There’s much about lakes to know and understand. I live on Birch Lake (180 acres, maximum depth 27 feet), in the glacial lake country of north central Wisconsin. Over the years I’ve fished large lakes from the comfort of a boat and smaller ones from a canoe or float tube, or in waders. I’ve snorkeled clear lakes, sliding like at otter over the smooth, barkless trunks of long-fallen pines to spy on bass and bluegills around sunken tangles of timber. I’ve watched sunsets over the water, observed loons and eagles, taken water-clarity readings as a volunteer lake monitor, paddled the shallows in a canoe at dawn. In short, I’ve spent considerable time exploring and learning about lakes and lake life.

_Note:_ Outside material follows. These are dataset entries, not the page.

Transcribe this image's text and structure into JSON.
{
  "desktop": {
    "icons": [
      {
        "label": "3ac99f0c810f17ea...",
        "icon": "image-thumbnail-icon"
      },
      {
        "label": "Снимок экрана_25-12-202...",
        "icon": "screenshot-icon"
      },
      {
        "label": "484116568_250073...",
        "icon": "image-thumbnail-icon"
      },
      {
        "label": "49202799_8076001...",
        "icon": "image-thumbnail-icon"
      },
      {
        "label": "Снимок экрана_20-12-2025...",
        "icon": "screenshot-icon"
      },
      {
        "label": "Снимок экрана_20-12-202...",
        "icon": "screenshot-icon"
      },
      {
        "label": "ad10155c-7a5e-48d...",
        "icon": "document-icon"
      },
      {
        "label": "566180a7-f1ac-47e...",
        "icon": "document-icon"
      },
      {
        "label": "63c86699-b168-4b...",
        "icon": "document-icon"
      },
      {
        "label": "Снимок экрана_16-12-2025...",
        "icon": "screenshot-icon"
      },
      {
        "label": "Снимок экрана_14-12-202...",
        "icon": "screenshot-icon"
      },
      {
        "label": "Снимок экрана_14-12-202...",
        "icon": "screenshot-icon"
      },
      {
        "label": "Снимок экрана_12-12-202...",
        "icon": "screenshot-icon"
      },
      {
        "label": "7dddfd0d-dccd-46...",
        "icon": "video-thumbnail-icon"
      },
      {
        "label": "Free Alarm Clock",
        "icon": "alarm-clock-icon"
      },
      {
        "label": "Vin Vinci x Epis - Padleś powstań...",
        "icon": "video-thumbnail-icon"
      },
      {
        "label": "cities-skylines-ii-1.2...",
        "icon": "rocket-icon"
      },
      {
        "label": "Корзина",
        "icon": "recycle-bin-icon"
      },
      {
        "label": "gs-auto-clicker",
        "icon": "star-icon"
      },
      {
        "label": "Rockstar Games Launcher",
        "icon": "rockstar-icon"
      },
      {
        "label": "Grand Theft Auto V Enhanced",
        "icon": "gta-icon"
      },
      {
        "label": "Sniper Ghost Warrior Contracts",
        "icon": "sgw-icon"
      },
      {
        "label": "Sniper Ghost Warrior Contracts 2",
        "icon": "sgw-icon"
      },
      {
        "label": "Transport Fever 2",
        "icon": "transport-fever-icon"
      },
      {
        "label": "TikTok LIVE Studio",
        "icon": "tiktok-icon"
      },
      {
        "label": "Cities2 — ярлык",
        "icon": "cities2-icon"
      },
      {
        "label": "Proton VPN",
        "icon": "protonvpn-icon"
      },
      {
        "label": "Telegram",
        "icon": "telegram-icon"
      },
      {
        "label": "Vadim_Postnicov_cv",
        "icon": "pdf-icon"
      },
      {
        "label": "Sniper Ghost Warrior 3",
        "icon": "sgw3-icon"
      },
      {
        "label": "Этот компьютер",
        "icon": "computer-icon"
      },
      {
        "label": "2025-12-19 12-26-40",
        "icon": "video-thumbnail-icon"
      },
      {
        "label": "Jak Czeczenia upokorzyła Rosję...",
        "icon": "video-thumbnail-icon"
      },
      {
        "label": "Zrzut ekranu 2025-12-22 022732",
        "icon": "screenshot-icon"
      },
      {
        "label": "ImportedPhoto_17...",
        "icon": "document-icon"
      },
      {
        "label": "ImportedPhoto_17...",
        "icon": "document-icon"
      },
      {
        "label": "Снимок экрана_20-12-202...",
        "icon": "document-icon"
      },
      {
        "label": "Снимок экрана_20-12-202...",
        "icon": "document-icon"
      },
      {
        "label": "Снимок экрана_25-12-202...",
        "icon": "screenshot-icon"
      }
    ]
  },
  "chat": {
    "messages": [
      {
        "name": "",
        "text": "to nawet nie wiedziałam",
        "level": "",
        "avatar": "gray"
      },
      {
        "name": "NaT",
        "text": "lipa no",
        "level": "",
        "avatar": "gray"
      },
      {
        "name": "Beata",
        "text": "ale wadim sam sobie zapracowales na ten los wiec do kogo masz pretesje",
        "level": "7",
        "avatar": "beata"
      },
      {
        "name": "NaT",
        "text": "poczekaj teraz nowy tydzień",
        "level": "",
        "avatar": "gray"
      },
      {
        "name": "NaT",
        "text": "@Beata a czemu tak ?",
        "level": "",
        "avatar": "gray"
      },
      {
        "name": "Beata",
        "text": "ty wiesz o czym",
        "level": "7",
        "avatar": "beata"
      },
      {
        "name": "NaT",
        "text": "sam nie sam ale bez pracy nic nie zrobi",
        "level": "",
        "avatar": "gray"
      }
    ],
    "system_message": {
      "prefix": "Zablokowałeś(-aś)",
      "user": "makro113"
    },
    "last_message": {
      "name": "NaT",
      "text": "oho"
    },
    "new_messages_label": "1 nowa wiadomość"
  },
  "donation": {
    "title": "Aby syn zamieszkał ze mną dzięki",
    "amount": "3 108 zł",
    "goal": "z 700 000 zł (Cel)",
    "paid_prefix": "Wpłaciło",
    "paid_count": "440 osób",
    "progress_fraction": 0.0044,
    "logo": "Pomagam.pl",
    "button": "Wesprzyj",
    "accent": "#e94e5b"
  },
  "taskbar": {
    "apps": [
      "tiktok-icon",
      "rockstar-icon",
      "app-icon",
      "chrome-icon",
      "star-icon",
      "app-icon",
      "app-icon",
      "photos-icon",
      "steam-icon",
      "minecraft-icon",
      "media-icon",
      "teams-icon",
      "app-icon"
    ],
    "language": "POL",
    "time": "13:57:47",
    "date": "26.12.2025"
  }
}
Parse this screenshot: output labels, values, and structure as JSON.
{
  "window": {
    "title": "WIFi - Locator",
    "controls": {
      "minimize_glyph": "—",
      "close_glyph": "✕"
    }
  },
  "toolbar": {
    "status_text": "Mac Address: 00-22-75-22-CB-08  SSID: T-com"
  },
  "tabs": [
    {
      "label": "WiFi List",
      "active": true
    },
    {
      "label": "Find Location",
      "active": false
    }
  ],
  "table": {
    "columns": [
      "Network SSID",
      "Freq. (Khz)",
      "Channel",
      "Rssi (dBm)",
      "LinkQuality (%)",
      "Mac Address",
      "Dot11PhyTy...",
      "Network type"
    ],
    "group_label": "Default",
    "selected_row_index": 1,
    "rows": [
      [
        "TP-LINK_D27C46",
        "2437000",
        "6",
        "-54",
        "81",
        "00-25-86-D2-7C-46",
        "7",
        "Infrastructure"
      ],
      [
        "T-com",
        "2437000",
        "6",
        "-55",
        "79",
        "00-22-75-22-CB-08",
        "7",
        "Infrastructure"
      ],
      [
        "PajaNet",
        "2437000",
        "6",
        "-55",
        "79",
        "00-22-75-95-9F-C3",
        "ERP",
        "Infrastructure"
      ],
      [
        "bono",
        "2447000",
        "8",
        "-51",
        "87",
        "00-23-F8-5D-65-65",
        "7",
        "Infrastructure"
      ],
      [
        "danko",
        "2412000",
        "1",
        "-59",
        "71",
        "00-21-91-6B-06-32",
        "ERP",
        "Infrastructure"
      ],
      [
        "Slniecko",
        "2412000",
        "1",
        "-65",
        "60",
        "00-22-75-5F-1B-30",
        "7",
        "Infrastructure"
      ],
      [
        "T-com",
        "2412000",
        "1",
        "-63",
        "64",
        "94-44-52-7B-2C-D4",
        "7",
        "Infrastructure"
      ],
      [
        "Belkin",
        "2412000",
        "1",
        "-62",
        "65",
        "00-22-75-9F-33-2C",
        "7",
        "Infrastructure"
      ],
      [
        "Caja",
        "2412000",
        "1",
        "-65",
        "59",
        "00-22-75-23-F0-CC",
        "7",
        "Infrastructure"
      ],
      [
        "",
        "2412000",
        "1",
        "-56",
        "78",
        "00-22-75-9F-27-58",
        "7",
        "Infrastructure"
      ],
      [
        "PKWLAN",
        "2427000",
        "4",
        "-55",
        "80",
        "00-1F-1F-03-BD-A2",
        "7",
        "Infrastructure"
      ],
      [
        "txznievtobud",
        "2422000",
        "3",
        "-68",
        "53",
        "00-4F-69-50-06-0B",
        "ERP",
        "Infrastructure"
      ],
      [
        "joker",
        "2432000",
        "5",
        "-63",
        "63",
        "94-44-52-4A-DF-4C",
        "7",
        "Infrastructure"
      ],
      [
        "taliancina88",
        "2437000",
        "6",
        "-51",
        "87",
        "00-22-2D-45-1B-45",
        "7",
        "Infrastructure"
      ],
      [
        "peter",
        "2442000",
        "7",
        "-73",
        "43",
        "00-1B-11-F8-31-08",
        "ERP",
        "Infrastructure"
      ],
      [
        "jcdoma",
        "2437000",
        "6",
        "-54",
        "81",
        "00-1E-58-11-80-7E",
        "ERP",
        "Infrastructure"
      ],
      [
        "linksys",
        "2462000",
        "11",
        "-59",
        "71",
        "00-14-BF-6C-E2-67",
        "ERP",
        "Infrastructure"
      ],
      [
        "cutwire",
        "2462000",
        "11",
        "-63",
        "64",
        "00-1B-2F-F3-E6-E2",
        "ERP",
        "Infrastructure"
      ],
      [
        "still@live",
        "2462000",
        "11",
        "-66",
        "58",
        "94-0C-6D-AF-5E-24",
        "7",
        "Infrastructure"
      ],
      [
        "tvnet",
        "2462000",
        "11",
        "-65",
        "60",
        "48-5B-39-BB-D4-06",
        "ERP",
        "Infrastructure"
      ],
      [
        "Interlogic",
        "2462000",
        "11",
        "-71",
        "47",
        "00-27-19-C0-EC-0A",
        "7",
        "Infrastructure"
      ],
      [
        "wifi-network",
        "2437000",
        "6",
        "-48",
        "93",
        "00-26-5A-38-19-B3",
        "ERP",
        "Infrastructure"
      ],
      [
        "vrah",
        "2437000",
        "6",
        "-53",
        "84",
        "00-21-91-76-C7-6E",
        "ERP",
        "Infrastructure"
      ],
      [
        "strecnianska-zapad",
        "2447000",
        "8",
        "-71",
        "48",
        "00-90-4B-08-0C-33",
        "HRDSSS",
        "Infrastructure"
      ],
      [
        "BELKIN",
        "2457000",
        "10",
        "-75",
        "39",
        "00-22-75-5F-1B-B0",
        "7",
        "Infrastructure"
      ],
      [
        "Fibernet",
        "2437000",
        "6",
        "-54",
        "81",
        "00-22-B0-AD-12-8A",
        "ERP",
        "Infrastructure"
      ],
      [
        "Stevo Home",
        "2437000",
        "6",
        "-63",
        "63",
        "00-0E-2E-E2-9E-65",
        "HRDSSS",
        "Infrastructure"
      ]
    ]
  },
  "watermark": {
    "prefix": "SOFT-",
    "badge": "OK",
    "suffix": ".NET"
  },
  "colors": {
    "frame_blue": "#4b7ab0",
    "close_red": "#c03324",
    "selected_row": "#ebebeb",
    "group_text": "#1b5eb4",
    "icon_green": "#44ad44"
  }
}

No doubt you have enjoyed lakes in many of the same ways. Here is your chance to look deeper at the forces that shape lakes and the life that abounds in them. Did you know, for example, that your lake’s water has layers? That its water is really the broth of a thin soup rich in tiny plants and animals on which larger creatures feed? That the walleye or bass you catch owes its existence, first and foremost, to the sun? That lake ice melts from the bottom up? That lakes and the water under the ground are not separate entities but interconnected parts of the same system? That fish can breathe in water even though it holds less than one ten-thousandth as much oxygen as the air?
Here you’ll learn about all this and much else in simple terms you don’t have to be a scientist to understand. You’ll also share, through my eyes, glimpses of lake life that may call to mind experiences you’ve had, or would like to have, on your favorite body of water.